Evaluate teen overnights carefully. Communicate your expectations, and verify that:
Your teen is welcomed.
A parent will be home the entire time.
Curfews will be honored.
The parent will call if your teen does not honor your expectations.
Be up to greet your teen when s/he comes home. Be awake, or have your teen awaken you, when s/he arrives home. It is a good way to show that you value your child as well as an opportunity for conversation.
Spring Break Trips
Spring Break is a time when you and your family can relax and enjoy a reprieve from the rigors of academics. We need to do all we can to make Spring Break safe and enjoyable. It is best to have our young people properly chaperoned and to avoid putting them at risk. The media has documented our concerns with reports of binge drinking, drug use, date rape, and sexually transmitted diseases.
In an effort to keep our children safe and to help them make wise choices, provide adequate boundaries by considering the following suggestions:
Make sure your child has reliable chaperones at all times. Accompany your child on all out-of- town trips.
Remember that “everyone is doing it” may not be accurate and is certainly not a good reason for condoning an unwise or unsafe activity.
Communicate with other parents in planning safe activities. Your child needs you to establish the rules. Your child looks to you for guidance and for setting appropriate limits.
Teen Sleep Needs
Researchers have proven what parents already know—teens are not early risers. Mid-to-late teens have an internal clock that induces sleepiness later at night, and requires them to sleep later in the morning.
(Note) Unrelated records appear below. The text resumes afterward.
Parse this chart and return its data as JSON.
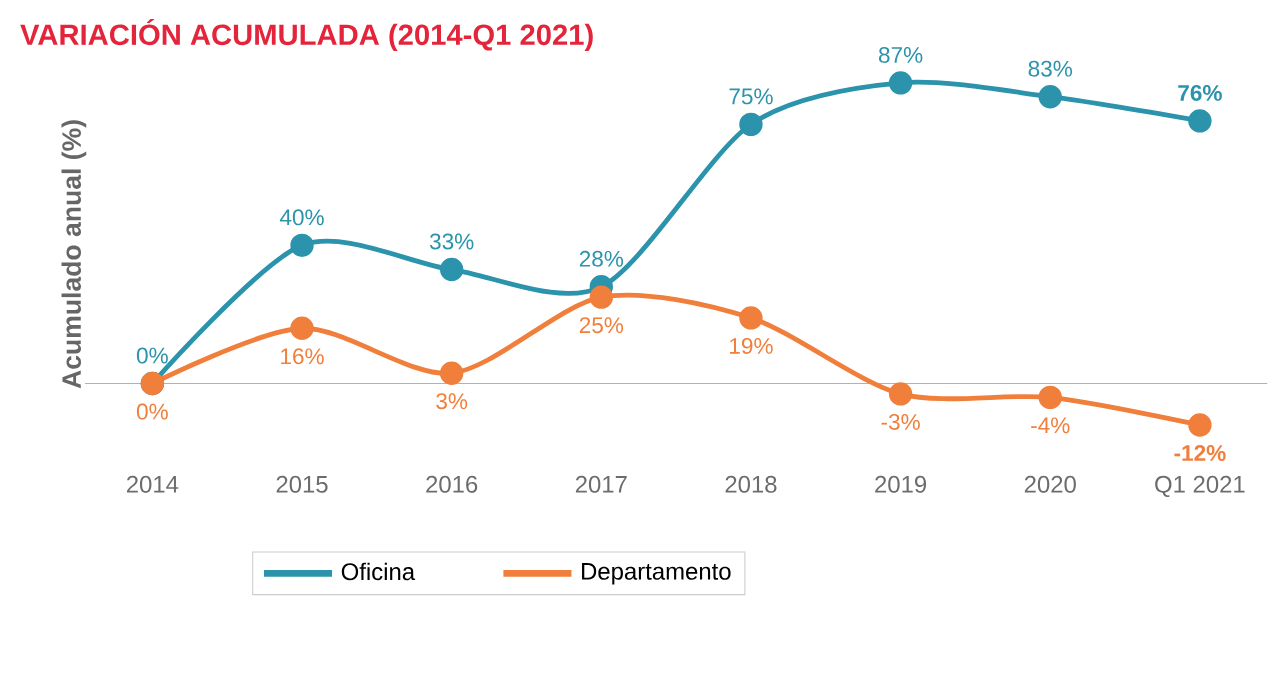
{
  "chart_data": {
    "type": "line",
    "title": "VARIACIÓN ACUMULADA (2014-Q1 2021)",
    "ylabel": "Acumulado anual (%)",
    "categories": [
      "2014",
      "2015",
      "2016",
      "2017",
      "2018",
      "2019",
      "2020",
      "Q1 2021"
    ],
    "series": [
      {
        "name": "Oficina",
        "color": "#2b93ab",
        "values": [
          0,
          40,
          33,
          28,
          75,
          87,
          83,
          76
        ],
        "value_labels": [
          "0%",
          "40%",
          "33%",
          "28%",
          "75%",
          "87%",
          "83%",
          "76%"
        ]
      },
      {
        "name": "Departamento",
        "color": "#f07f3c",
        "values": [
          0,
          16,
          3,
          25,
          19,
          -3,
          -4,
          -12
        ],
        "value_labels": [
          "0%",
          "16%",
          "3%",
          "25%",
          "19%",
          "-3%",
          "-4%",
          "-12%"
        ]
      }
    ],
    "marker": "circle",
    "legend": "bottom"
  }
}
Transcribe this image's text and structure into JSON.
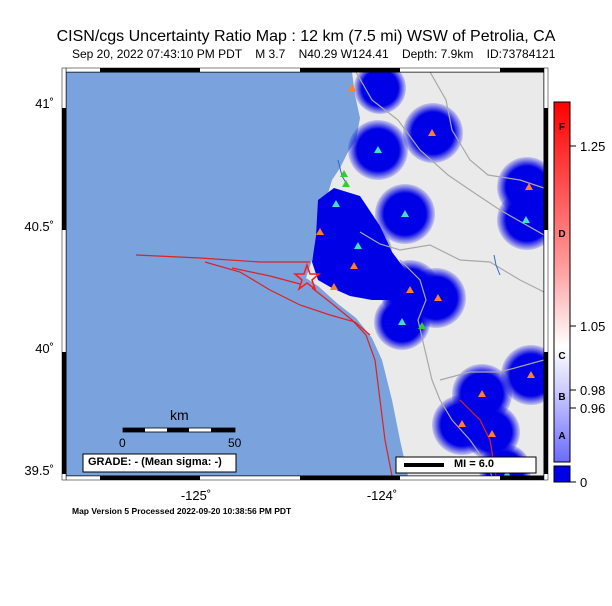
{
  "header": {
    "title": "CISN/cgs Uncertainty Ratio Map : 12 km (7.5 mi) WSW of Petrolia, CA",
    "subtitle": "Sep 20, 2022 07:43:10 PM PDT    M 3.7    N40.29 W124.41    Depth: 7.9km    ID:73784121"
  },
  "map": {
    "lat_labels": [
      "41˚",
      "40.5˚",
      "40˚",
      "39.5˚"
    ],
    "lon_labels": [
      "-125˚",
      "-124˚"
    ],
    "scale_bar": {
      "unit": "km",
      "start": "0",
      "end": "50"
    },
    "grade_text": "GRADE: - (Mean sigma: -)",
    "mi_legend": "MI = 6.0",
    "colors": {
      "ocean": "#7aa2dc",
      "land": "#eaeaea",
      "uncertainty_blob": "#0000e6",
      "fault": "#dd2222",
      "epicenter": "#ff1a1a",
      "roads": "#a8a8a8",
      "rivers": "#3366cc"
    },
    "station_markers": [
      {
        "type": "triangle",
        "color": "#ff7f2a"
      },
      {
        "type": "triangle",
        "color": "#40e0d0"
      },
      {
        "type": "triangle",
        "color": "#32cd32"
      }
    ]
  },
  "colorbar": {
    "values": [
      "1.25",
      "1.05",
      "0.98",
      "0.96",
      "0"
    ],
    "letters": [
      "F",
      "D",
      "C",
      "B",
      "A"
    ]
  },
  "footer": {
    "text": "Map Version 5 Processed 2022-09-20 10:38:56 PM PDT"
  }
}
Parents need to pay attention to changes in sleeping patterns which might necessitate further monitoring.
Abstinence and Sex
Talk to your teen about sexual activity based on God’s plan for marriage:
Studies show that parent-child communication is associated with sexual abstinence.
Teens want their parents to talk to them about sexuality issues.
Living chastely allows a clear conscience and a right relationship with God.
Practice ways of saying “NO” to sex with your teen.
Reserving sex for marriage protects us from conditions which put us at physical, emotional and spiritual risk
Discuss the difference between love and sex.
Sexually active teens risk:
Exposure to “AIDS”, genital warts, herpes, gonorrhea, syphilis, and other sexually transmitted diseases (STDs).
Unwanted pregnancy or the responsibility of a pregnancy.
Increased chances of infertility or cervical cancer.
Loss of self-esteem and self-respect.
Increased susceptibility to STD damage because they have a lower level of antibodies than adults.
Being contagious, even though no symptoms exist.
“When you have sex with someone, you are having sex with everyone they have had sex with for the last ten years, and everyone their partners have had sex with for the last ten years.” C. Everett Koop
86% of Americans say it is NOT okay for teenagers to be sexually active.
Nearly 50% of teenagers believe sex before marriage is always wrong.
Sexually active teens are now choosing a chaste life and calling it secondary virginity.